The play deals in part with the vagaries of fame. Oliver Blayds (Jack Ryland) is a British literary institution -- a poet acclaimed as "the last of the Victorians."

That's a mixed blessing for his family, who have always lived small lives in his imposing shadow. Younger daughter Isobel (Lisa Bostnar) has dutifully cared for the poet in his dotage -- giving up on her own dreams of love with a literary critic (Stephen Schnetzer). Elder daughter Marion (the delightfully dithering Kristin Griffith) has married, but her husband William (Jack Davidson) is Blayds' vassal--a secretary who, Oliver suspects, is eager to publish volumes of posthumus "Blaydsiana." Grandchildren Oliver (James Knight) and Septima (Victoria Mack) have both been absorbed into the cottage industry surrounding Gramps and don't feel free to live life on their own terms.

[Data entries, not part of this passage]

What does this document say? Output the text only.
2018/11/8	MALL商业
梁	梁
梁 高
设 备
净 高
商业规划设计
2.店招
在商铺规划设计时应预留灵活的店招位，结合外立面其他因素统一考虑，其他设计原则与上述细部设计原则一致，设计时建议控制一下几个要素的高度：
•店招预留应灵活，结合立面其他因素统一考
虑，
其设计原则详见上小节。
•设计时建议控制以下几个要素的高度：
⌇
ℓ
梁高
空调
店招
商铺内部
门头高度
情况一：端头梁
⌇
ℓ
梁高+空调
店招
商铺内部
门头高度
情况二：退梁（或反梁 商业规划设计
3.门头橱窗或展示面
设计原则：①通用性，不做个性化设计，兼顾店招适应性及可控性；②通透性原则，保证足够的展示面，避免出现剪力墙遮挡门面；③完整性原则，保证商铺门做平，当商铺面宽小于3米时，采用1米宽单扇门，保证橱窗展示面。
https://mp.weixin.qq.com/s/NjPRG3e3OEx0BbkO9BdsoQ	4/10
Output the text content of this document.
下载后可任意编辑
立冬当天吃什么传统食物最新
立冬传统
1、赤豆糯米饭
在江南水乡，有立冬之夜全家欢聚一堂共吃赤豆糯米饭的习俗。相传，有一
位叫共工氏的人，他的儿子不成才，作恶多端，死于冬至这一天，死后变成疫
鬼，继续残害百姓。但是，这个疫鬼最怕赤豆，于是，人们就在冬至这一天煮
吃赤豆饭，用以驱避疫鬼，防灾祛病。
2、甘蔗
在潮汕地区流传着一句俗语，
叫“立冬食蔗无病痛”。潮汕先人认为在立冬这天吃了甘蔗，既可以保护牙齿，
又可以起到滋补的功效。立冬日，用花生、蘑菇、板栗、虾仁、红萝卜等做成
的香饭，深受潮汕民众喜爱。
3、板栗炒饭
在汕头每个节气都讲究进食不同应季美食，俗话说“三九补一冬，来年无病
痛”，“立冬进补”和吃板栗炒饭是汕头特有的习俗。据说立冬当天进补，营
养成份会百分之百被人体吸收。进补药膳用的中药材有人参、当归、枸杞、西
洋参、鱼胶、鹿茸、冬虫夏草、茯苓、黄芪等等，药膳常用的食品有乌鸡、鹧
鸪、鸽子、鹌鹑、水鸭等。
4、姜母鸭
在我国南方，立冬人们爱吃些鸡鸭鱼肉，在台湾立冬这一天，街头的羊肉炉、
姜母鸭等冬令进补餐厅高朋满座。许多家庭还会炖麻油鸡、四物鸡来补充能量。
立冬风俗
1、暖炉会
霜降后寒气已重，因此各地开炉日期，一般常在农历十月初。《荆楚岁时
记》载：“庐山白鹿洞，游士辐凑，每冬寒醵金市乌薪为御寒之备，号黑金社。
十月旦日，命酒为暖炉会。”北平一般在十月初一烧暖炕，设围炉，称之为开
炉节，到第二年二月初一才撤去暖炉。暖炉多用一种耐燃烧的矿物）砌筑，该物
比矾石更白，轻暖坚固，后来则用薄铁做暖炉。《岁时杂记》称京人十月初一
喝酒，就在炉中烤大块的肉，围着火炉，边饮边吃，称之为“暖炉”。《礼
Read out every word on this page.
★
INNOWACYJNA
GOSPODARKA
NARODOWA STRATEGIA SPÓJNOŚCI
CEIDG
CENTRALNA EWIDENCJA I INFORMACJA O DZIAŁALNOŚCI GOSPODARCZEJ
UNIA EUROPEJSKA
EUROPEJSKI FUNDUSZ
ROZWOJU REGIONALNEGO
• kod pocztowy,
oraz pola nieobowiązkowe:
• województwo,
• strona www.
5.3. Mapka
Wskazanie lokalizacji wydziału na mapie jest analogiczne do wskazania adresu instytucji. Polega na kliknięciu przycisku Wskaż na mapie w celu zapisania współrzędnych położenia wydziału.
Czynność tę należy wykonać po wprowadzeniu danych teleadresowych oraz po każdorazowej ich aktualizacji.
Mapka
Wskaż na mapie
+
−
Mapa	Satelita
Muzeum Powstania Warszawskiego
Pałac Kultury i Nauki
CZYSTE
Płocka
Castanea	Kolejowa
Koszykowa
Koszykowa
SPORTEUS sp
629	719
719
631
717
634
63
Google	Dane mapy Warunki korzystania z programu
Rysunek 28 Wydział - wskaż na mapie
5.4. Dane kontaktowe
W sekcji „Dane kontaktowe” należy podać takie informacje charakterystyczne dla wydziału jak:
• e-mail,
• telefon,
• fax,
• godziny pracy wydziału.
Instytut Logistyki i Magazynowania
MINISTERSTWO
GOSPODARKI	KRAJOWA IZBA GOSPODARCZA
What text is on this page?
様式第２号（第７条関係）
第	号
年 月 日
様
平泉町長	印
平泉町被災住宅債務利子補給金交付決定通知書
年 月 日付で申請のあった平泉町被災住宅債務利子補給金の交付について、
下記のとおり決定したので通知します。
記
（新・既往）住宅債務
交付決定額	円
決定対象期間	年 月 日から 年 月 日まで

Then, on his 90th birthday (and the eve of his death), the great man whispers to Isobel a secret that will upend things for all his survivors. What follows is a droll examination of human rationalization and self-preservation. Each of the Blaydses has his or her reason for covering up or exposing Blayds' death-bed confession.

"Are one's motives ever pure?" Isobel wonders at one point. That's a key question posed by "The Truth About Blayds," which is pleasingly acted and artfully directed by Mint artistic director Jonathan Bank.